На следующий день Дарси сказал мне, что, если попасть крокодилу в нос и повредить дыхательный клапан, он не может находиться под водой и захлебывается. Ему приходится выползать на берег. Так же поступают больные или тяжелораненые крокодилы. Поэтому я должен попробовать попадать в нос тем крокодилам, которых не подстрелил накануне. Нам не хотелось оставаться долго у лагуны и ждать, пока все крокодилы всплывут на поверхность.

На этот раз я забрался на дерево: стрелять оттуда удобнее, а крокодилы меня не видели. Любое движение на берегу в этой равнинной местности заметно на фоне неба, а у крокодилов невероятно острое зрение. Мне надо было попадать в самый кончик крокодильего носа — в цель величиной с монетку. Многие пули пошли за молоком. Но когда я попадал, было на что посмотреть: крокодил с шумом исчезает под водой, как и те, по которым я промахивался, но спустя несколько секунд всплывает, выставив морду из воды, мечется, делая круги по лагуне, а потом выползает на берег. Я покричу Дарси, и он подплывает на лодке и приканчивает его из своей винтовки, которая иногда давала осечку.
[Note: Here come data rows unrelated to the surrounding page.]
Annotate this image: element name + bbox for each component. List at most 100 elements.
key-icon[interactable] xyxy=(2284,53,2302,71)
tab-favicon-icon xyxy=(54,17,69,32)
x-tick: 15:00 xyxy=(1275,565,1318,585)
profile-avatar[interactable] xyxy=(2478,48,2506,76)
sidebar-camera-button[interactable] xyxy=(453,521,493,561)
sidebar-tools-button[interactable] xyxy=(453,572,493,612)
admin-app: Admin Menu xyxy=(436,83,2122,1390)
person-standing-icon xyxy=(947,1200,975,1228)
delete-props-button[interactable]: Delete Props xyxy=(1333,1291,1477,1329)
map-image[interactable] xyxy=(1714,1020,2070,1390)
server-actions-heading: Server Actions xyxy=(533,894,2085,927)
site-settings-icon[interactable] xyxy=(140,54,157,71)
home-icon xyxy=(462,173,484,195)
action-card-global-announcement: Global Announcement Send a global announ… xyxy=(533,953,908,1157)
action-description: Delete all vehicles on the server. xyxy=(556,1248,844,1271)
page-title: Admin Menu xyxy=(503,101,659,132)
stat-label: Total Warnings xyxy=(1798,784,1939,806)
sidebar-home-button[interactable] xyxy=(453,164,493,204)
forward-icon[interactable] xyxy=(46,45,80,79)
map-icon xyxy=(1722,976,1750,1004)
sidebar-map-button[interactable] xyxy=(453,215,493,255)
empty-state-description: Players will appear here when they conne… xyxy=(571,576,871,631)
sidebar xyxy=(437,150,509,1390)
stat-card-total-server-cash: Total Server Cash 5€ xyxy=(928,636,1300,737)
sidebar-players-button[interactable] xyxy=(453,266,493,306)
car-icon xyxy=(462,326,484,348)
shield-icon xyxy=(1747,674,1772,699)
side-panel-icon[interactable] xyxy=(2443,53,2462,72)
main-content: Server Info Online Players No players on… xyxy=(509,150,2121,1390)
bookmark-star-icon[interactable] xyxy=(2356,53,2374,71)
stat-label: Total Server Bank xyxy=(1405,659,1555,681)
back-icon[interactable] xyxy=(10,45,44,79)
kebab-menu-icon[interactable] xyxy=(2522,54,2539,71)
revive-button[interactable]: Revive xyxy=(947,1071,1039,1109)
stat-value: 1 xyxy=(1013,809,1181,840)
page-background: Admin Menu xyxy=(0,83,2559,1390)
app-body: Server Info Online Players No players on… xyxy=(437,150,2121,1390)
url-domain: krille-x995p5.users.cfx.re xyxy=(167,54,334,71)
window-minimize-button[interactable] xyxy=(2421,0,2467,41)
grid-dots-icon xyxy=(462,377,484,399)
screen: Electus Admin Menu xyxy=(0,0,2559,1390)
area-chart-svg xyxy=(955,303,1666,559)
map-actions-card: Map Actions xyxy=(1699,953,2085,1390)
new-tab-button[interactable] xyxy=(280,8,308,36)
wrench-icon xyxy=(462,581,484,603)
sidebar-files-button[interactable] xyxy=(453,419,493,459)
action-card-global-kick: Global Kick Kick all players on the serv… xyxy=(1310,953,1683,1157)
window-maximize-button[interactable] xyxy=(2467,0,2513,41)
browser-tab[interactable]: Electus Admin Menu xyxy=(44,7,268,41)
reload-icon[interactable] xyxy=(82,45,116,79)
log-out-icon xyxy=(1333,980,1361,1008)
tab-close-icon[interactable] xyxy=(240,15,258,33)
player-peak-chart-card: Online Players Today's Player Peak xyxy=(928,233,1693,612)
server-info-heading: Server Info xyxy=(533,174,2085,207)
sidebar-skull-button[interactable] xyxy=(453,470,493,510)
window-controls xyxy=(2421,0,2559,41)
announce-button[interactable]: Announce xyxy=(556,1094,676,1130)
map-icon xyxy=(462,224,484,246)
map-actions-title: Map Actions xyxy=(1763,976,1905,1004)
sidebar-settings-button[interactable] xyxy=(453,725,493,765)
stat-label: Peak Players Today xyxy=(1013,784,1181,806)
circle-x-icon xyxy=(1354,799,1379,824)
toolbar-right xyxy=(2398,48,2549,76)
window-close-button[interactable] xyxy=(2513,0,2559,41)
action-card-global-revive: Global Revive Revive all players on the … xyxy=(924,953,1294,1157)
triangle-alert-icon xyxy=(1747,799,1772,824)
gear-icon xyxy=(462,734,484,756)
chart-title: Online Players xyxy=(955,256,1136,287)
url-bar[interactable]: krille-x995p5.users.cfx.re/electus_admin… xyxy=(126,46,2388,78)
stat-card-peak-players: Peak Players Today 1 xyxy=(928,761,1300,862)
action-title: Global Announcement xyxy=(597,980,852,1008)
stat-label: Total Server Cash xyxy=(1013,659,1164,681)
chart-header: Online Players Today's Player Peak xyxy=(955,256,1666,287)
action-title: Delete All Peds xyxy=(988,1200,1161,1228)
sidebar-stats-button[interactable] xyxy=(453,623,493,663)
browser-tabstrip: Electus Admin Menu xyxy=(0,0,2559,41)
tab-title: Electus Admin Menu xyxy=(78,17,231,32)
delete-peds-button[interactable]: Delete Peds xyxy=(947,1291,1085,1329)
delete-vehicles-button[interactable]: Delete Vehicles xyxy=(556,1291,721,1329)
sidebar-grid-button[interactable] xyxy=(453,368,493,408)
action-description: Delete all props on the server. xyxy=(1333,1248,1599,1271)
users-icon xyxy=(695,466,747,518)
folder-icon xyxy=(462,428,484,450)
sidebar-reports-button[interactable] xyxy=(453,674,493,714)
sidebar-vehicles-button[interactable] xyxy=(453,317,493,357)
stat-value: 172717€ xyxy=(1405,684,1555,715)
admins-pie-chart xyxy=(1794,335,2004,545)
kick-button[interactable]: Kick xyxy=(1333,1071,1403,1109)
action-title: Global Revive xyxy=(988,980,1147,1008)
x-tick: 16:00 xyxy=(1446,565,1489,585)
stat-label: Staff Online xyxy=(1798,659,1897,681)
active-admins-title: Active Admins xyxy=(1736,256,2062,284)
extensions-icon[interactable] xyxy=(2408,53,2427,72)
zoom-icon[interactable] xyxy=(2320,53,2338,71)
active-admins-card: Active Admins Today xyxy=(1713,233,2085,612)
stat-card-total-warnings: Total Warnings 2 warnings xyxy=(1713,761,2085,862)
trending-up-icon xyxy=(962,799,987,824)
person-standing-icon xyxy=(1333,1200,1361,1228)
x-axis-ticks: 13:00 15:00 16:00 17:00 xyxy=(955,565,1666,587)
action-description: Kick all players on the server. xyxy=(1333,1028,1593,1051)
Случалось, что пуля только заденет нос крокодила и он нырнет и зароется головой в ил на дне лагуны. А потом, когда я уже махну на него рукой, выскакивает на поверхность воды. Когда Дарси подоспевает к нему с гарпуном, он ныряет снова, но стоит Дарси отъехать, как крокодил опять всплывает. Это повторяется снова и снова, пока Дарси не воткнет в него гарпун. А как крокодилы кусают веревку! Не хотел бы я, чтобы в воде на меня напал даже пресняк. Надежды на спасение было бы мало. У Дарси есть теория, согласно которой пресняки неопасны для человека только потому, что невелики по размерам.

— Соляник футов десять длиной тоже не опасен для людей и скота… как правило.

Прошло несколько дней, прежде чем крокодилы начали всплывать, но времени мы даром не теряли.

— Давайте поговорим, — начнет бывало Фиф, стараясь использовать вынужденное безделье.

— О чем? — спросит Дарси.

— Расскажите нам о реках, — скажет Фиф.

И Дарси рассказывает нам о реке Ропере, или Лиммен-Байте, или о какой-нибудь другой, в которой водятся крокодилы.

Он проучился два года в университете, пока война не перевернула его жизнь вверх дном. Его забрали в солдаты, когда ему было семнадцать. Не знаю, на чьей стороне он воевал, но, насколько можно понять из его рассказов, ему приходилось где-то патрулировать и кого-то брать в плен. Кажется, он и сам бывал ранен и попадал в плен. Потом он дезертировал, был судим военным трибуналом и прощен, вместо того чтобы получить медаль за какой-то героический поступок.

За десять лет, прожитых у залива, он узнал Австралию с самых разных сторон гораздо лучше, чем знали ее мы. Вот и подумаешь… Во всяком случае у нас было меньше времени, чем тем для разговоров, но всякий раз мы сворачивали на крокодилью охоту. Мы так и не узнали, что же заставило Дарси заняться охотой на крокодилов. В большинстве случаев он работал в одиночку. Время от времени у него бывали напарники, но они, очевидно, не могли выдержать ни одиночества, ни Дарси и отправлялись искать работу поближе к цивилизации и людям. Когда он был на мысе Кейп-Йорк, один из напарников повез в город на продажу крокодильи шкуры. С тех пор Дарси о нем ничего не слышал.

Во время одной из таких бесед Дарси рассказал нам, как аборигены племени майол в Арнхемленде переправляются через реки. Когда аборигенам во время перекочевки приходится перебираться через реку, они останавливаются в полумиле, отдыхают и распределяются по группам. Затем они бросаются в воду и переплывают реку. К тому времени, когда появляются крокодилы, в воде остаются только самые старые и самые слабые.

— Крокодил почти всегда хватает последнюю лошадь, корову или человека, если у него есть выбор.

Это удобный способ избавляться от слабых людей, но не хотел бы я быть старым аборигеном… а, впрочем, если подумать, это не так уж плохо. По крайней мере тебя не выгоняют из семьи в награду за старость, не оставляют умирать среди чужих, как это делаем мы. Абориген знает, что его ждет и почему… Личные взаимоотношения тут ни при чем.